Compression is NOT REQUIRED for all document transfers, however if compression is agreed upon between training partners then the following requirements MUST be met.
It is REQUIRED at a minimum to use gzip as the algorithm for compression and others can be used as agreed upon by trading partners. At this time, algorithms other than gzip MUST be negotiated out of band between trading partners. In future, this negotiation of algorithm capabilities SHOULD be dynamic between web servers in the headers or described in CPA and WS-Policy element
It is RECOMMENDED that:
Dynamic HTTP compression be used on Web Servers listening on HTTP endpoints that do not use SSL or transport level security. At this point, it is also REQUIRED that an agreement exist between both trading partners before implementing dynamic HTTP compression.
It is RECOMMENDED that static compression not be used on Web Servers listening on HTTP endpoints due to the dynamic nature of XML data.
Care MUST be taken with SSL and compression that SSL occurs below the compression, such that payloads are encrypted first then compressed second.
Architectures can be configured to support both SSL and HTTP compression in standard ways using network devices. While this document does not dictate any physical hardware or network infrastructure, the following is explicitly noted.
When hardware (card) base SSL processing is used, it is REQUIRED that the Web Server listening on HTTP endpoint inherently support dynamic compression in addition to and along with SSL either out of the box or through the use of third party plug-ins.
When network device based SSL processing is used it MAY be possible to use the HTTP compression on the web server, in the same way as usual HTTP. Since the Web Server listening on HTTP endpoint is oblivious to the client and encryption it is REQUIRED to support dynamic compression.
The SOAP envelope of an ebMS message will never be compressed so that routing information can be available without the need for decompression.
In ebMS, the BOD payload will be compressed when the payload exceeds 1MegaByte. The MIME content-type will indicate if the payload attachment needs to be decompressed.
When building an outbound ebMS message, the SOAP envelope and the STAR BOD will each exist in their own MIME part according to the (SWA) SOAP with Attachments standard. The first MIME part will contain the SOAP header and body for routing of the attachment/s. This MIME part will never be compressed. The second and any additional MIME parts will consist of STAR BODs. These MIME parts will indicate if the BOD is compress based on the value of the content-type. A compressed BOD will indicate that the content-type is application/gzip, (which is the globally expected standard MIME description of a file compressed with gzip).
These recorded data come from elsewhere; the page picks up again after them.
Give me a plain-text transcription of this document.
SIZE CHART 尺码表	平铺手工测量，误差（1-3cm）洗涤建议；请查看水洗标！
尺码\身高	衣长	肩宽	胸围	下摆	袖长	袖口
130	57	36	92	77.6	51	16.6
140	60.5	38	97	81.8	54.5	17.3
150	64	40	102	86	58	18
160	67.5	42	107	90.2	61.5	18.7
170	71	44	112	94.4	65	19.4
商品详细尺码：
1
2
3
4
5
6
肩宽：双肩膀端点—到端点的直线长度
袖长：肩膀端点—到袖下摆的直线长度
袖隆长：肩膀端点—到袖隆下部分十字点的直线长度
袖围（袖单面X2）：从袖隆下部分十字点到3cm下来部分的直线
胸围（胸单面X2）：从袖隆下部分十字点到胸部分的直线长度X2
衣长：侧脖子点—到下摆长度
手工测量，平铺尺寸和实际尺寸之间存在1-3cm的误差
A small BOD less then 1 MB in size will not be compressed and its MIME type will be application/xml (globally expected MIME description for an XML document). As the receiving endpoint processes these MIME parts, the first MIME part will always contain the ebMS SOAP envelope for routing information while the second MIME part (and any additional MIME parts) will contain BODs. The MIME content-type will let the receiver know if decompression is required before parsing the attached BOD. Any part that is described with a content-type of application/gzip will be decompressed before it is parsed, if the content-type = application/xml decompression will not be required and the MIME part will be parsed as regular XML.